Sajal Saha of Department of Computer Science, University of Northern British Columbia

Topic:

Advancing Cyber Defense Systems through Machine Learning, Deep Learning, and Large Language Models

As cyber-attacks grow increasingly sophisticated and large-scale, they present escalating challenges to the security of modern networked systems. This presentation reviews recent advances in cyber-attack detection through machine learning and deep learning, examining their capabilities as well as their current limitations. I will share my recent research on integrating forecasting, anomaly detection, explainable AI, and large language models (LLMs) to develop intelligent and autonomous mitigation frameworks. The talk will conclude by outlining future directions for next-generation cyber defense, with a focus on explainability, privacy-preserving techniques, and adaptive response mechanisms.

Biography:

Dr.
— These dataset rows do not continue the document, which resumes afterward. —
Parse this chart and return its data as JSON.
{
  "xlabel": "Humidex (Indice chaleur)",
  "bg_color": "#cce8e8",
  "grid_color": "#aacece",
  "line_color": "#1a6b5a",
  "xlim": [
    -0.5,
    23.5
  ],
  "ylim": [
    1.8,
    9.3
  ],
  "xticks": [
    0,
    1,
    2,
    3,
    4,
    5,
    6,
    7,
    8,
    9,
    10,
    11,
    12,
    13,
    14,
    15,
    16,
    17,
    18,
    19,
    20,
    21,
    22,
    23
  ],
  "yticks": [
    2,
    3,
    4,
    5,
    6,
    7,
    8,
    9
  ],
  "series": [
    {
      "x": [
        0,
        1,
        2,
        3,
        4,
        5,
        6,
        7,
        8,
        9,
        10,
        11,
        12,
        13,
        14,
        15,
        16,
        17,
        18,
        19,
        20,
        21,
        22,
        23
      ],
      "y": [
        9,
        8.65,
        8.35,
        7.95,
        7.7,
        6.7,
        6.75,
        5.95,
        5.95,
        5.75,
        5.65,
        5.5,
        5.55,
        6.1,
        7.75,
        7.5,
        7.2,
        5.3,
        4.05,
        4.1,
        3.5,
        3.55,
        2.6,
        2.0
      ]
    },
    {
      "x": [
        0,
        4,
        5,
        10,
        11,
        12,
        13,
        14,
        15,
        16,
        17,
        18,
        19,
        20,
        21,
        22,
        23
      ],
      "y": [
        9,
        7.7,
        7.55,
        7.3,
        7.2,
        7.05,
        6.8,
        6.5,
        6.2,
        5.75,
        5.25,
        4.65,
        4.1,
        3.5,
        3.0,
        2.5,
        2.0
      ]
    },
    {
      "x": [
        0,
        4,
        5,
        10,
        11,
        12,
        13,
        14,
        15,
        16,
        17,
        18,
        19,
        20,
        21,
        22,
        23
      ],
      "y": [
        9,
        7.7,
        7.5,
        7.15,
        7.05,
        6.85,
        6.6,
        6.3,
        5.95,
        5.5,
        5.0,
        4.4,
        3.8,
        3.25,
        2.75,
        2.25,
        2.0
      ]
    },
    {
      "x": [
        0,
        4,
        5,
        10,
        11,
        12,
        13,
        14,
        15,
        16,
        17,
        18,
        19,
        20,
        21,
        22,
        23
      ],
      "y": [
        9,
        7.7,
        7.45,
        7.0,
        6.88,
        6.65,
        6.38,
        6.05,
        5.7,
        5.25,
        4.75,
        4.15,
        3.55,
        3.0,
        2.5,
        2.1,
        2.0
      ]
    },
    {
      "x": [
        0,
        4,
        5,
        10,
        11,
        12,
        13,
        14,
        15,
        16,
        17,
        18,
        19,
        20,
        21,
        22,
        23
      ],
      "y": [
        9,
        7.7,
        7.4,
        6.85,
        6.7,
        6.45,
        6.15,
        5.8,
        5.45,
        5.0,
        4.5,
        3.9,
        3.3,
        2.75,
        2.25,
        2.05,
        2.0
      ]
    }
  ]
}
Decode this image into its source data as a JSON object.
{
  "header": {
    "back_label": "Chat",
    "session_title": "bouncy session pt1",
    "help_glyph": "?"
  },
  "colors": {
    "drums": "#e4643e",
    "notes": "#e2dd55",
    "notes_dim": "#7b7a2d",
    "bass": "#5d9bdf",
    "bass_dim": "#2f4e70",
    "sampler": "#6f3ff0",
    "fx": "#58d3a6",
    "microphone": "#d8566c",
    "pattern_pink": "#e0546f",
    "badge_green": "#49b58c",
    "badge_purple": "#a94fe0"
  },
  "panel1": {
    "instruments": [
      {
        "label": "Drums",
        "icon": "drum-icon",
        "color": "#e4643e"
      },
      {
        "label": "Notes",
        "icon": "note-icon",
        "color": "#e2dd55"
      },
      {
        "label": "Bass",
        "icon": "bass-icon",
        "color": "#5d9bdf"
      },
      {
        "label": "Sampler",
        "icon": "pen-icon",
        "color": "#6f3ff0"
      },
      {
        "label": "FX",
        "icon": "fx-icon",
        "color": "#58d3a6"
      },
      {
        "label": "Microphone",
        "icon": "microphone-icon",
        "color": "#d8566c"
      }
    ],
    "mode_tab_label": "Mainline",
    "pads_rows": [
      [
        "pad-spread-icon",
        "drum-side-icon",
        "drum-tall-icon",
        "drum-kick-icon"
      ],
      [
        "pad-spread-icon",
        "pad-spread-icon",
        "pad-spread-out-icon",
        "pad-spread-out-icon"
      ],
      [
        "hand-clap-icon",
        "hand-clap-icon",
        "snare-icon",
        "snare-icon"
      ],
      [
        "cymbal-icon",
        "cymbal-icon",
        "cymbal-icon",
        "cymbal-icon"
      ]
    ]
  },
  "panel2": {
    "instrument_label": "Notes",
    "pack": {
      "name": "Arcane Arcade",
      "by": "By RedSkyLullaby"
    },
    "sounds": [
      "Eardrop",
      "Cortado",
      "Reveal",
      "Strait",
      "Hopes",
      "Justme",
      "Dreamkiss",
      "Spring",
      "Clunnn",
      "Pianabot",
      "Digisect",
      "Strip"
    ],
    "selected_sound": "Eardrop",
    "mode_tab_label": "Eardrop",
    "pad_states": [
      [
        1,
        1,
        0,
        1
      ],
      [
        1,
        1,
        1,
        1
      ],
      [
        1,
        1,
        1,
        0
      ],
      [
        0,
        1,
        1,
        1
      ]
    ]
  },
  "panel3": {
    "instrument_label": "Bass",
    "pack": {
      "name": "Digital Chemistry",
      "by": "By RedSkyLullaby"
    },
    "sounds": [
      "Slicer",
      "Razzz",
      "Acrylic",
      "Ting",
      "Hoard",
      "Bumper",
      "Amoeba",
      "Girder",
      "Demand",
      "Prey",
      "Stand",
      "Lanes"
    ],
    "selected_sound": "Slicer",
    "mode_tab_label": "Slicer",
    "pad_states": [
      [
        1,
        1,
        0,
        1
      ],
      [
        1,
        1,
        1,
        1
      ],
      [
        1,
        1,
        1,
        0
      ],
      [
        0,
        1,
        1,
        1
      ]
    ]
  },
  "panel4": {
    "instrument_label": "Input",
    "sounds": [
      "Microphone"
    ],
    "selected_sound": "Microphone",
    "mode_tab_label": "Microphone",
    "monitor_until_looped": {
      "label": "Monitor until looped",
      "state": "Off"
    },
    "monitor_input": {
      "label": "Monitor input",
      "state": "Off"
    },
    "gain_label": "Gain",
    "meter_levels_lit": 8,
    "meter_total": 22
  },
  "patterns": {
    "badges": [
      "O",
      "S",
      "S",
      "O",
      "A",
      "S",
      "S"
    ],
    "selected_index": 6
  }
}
Sajal Saha (Senior Member, IEEE) is an Assistant Professor of Computer Science at the University of Northern British Columbia (UNBC), Canada, and Founder of the INFORM Lab. He received the Ph.D. degree in Computer Science from Western University, Canada, where he was nominated for the Governor General’s Gold Medal, and the M.Sc. degree in Computer Science from Brock University, Canada, where he was recognized as a Distinguished Graduate. His research focuses on Internet traffic analysis, cyber-attack detection and mitigation, privacy-preserving and federated learning, and quantum-secure AI systems. Dr. Saha has authored numerous peer-reviewed publications, and his work has been supported through national and institutional research grants. He also serves as a reviewer and technical program committee member for international journals and conferences.